Увлечение театром не прошло, даже когда Фельтон закончил учение со званием магистра. Он собрал труппу, в которой преобладали студенты, и отправился в турне по Северной Германии. Репертуарной основой труппы, состоявшей из четырнадцати природных немцев, были переводы шекспировских пьес и пьес Мольера, которые Фельтон сам перевел с французского. Дополняли репертуар произведения итальянских и испанских драматургов, переведенных и адаптированных для немецкого зрителя им же.
Фельтон сочетал в себе редкий набор качеств — это была бесспорно творческая личность, оказавшая влияние на развитие театрального искусств, но притом маэстро Иоганн проявлял предприимчивость, неутомимую деловитость и редкостную честность. В немалой степени именно его заслуга была в том, что слава о руководимой им труппе гремела повсюду. Дошло до того, что саксонский герцог Иоганн-Георг II в 1670 году предложил Фельтону и его людям выступать при его дворе, положив им по 150 флоринов жалованья, которое позже было увеличено до 200 флоринов.
Подписывая контракт на выступления при саксонском дворе, маэстро оговорил право своего театра выезжать на гастроли. В Дрездене труппа обязана была играть по большим праздникам, а в иное время она отправлялась путешествовать, давая представления в Лейпциге, Нюрнберге, Бреславле, Франкфурте и иных местах. Так Фельтон и его актеры оказались в Риге, и слухи об этом достигли московского Кукуя, поскольку в Риге у многих жителей Немецкой слободы имелись торговые дела.
Клаус фон Штаден договорился с Фельтоном о том, что тот привезет в Москву труппу из двенадцати человек, среди которых будет примадонна копенгагенской оперы Анна Паульсен, приходившаяся Фельтону тещей. Фон Штаден не скупился на посулы, всячески расписывая богатство и щедрость русского царя, особо упирая на то, что в Москве семейство Фельтонов-Паульсенов ждет оглушительный успех и обильная пожива, поскольку им, как первооткрывателям театральной игры в Москве, достанутся самые жирные сливки монарших милостей.
Московская гастроль должна была вот-вот начаться, но тут среди актеров труппы, уже было согласившихся ехать в Москву, пошел слух, что иностранцев в Московии окружают богатством и почетом, но назад не отпускают, и живут они там, словно в золотой клетке, до самой смерти. За примером ходить было недалеко. Если история о том, как ученого монаха Максима Грека, приглашенного в Россию для исправления богослужебных книг, до конца дней заперли в русском монастыре, не была известна в Европе, то коллизия, связанная со сватовством датского королевича Вольдемара к московской царевне Ирине, имела поистине общеевропейский резонанс!
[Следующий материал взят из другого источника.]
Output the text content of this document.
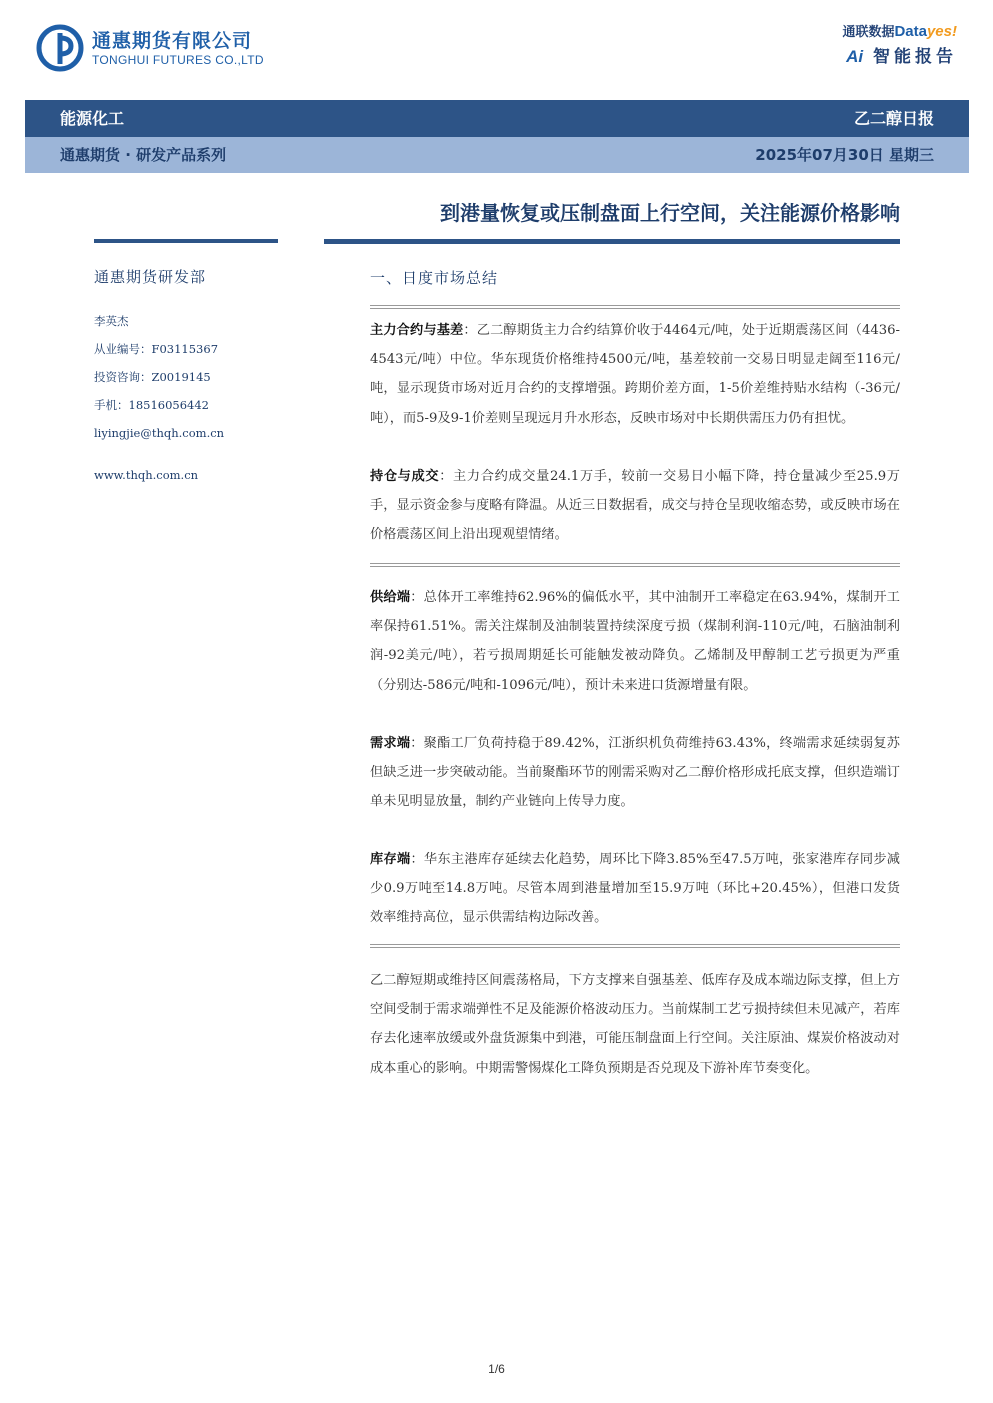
通惠期货有限公司
TONGHUI FUTURES CO.,LTD
通联数据Datayes!
Ai 智能报告
能源化工	乙二醇日报
通惠期货 · 研发产品系列	2025年07月30日 星期三
到港量恢复或压制盘面上行空间，关注能源价格影响
通惠期货研发部
李英杰
从业编号：F03115367
投资咨询：Z0019145
手机：18516056442
liyingjie@thqh.com.cn
www.thqh.com.cn
一、日度市场总结
主力合约与基差：乙二醇期货主力合约结算价收于4464元/吨，处于近期震荡区间（4436-4543元/吨）中位。华东现货价格维持4500元/吨，基差较前一交易日明显走阔至116元/吨，显示现货市场对近月合约的支撑增强。跨期价差方面，1-5价差维持贴水结构（-36元/吨），而5-9及9-1价差则呈现远月升水形态，反映市场对中长期供需压力仍有担忧。
持仓与成交：主力合约成交量24.1万手，较前一交易日小幅下降，持仓量减少至25.9万手，显示资金参与度略有降温。从近三日数据看，成交与持仓呈现收缩态势，或反映市场在价格震荡区间上沿出现观望情绪。
供给端：总体开工率维持62.96%的偏低水平，其中油制开工率稳定在63.94%，煤制开工率保持61.51%。需关注煤制及油制装置持续深度亏损（煤制利润-110元/吨，石脑油制利润-92美元/吨），若亏损周期延长可能触发被动降负。乙烯制及甲醇制工艺亏损更为严重（分别达-586元/吨和-1096元/吨），预计未来进口货源增量有限。
需求端：聚酯工厂负荷持稳于89.42%，江浙织机负荷维持63.43%，终端需求延续弱复苏但缺乏进一步突破动能。当前聚酯环节的刚需采购对乙二醇价格形成托底支撑，但织造端订单未见明显放量，制约产业链向上传导力度。
库存端：华东主港库存延续去化趋势，周环比下降3.85%至47.5万吨，张家港库存同步减少0.9万吨至14.8万吨。尽管本周到港量增加至15.9万吨（环比+20.45%），但港口发货效率维持高位，显示供需结构边际改善。
乙二醇短期或维持区间震荡格局，下方支撑来自强基差、低库存及成本端边际支撑，但上方空间受制于需求端弹性不足及能源价格波动压力。当前煤制工艺亏损持续但未见减产，若库存去化速率放缓或外盘货源集中到港，可能压制盘面上行空间。关注原油、煤炭价格波动对成本重心的影响。中期需警惕煤化工降负预期是否兑现及下游补库节奏变化。
1/6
Сын датского короля от морганатического брака, увенчанный титулом графа Шлезвиг-Голштинского, в силу своего происхождения не могший претендовать на датский престол, по приглашению русской короны, после долгих предварительных переговоров, прибыл в Москву для сватовства к русской царевне Ирине, дочери Михаила Федоровича. Приняли его с большим почетом, богато одарили, поселили в хоромах и окружили заботой, но невесты показать никак не желали, говоря, что у русских так принято, а главное, стали всячески склонять гостя-лютеранина к принятию православия, намекая на то, что жить ему придется в Москве, а здесь лучше принадлежать к главенствующей религии.
У графа Вольдемара были совсем иные планы — он собирался уехать с молодой женой в Шлезвиг-Голштинию, назначенную ему в управление от отца, а вовсе не жить «в зятьях» у русского царя; но, главное, он не желал менять веру.
После долгих препирательств Вольдемар чуточку уступил, согласившись на то, что дети, рожденные в браке с Ириной Михайловной, будут крещены по православному обряду; в этом был особый резон — один из их отпрысков мог унаследовать русский престол, и лучше заранее было устранить препятствия религиозного характера. На остальное граф никак не соглашался; в конце концов он решил отказаться от сватовства и уехать домой, но не тут-то было: его не отпустили, так прямо и сказав, чтобы «не было сраму русской короне в иных странах».
После этого на упрямого датчанина снова насели с уговорами, а он, будучи человеком твердых правил, стоял на своем и потихоньку готовился к отъезду. Не получив разрешения на выезд, он надеялся покинуть Москву без оного, но был со своей свитой остановлен стрельцами у Тверских ворот. Датчане попытались прорваться и в свалке двух стрельцов закололи насмерть, но их, разумеется, принудили вернуться назад и определили под усиленный караул.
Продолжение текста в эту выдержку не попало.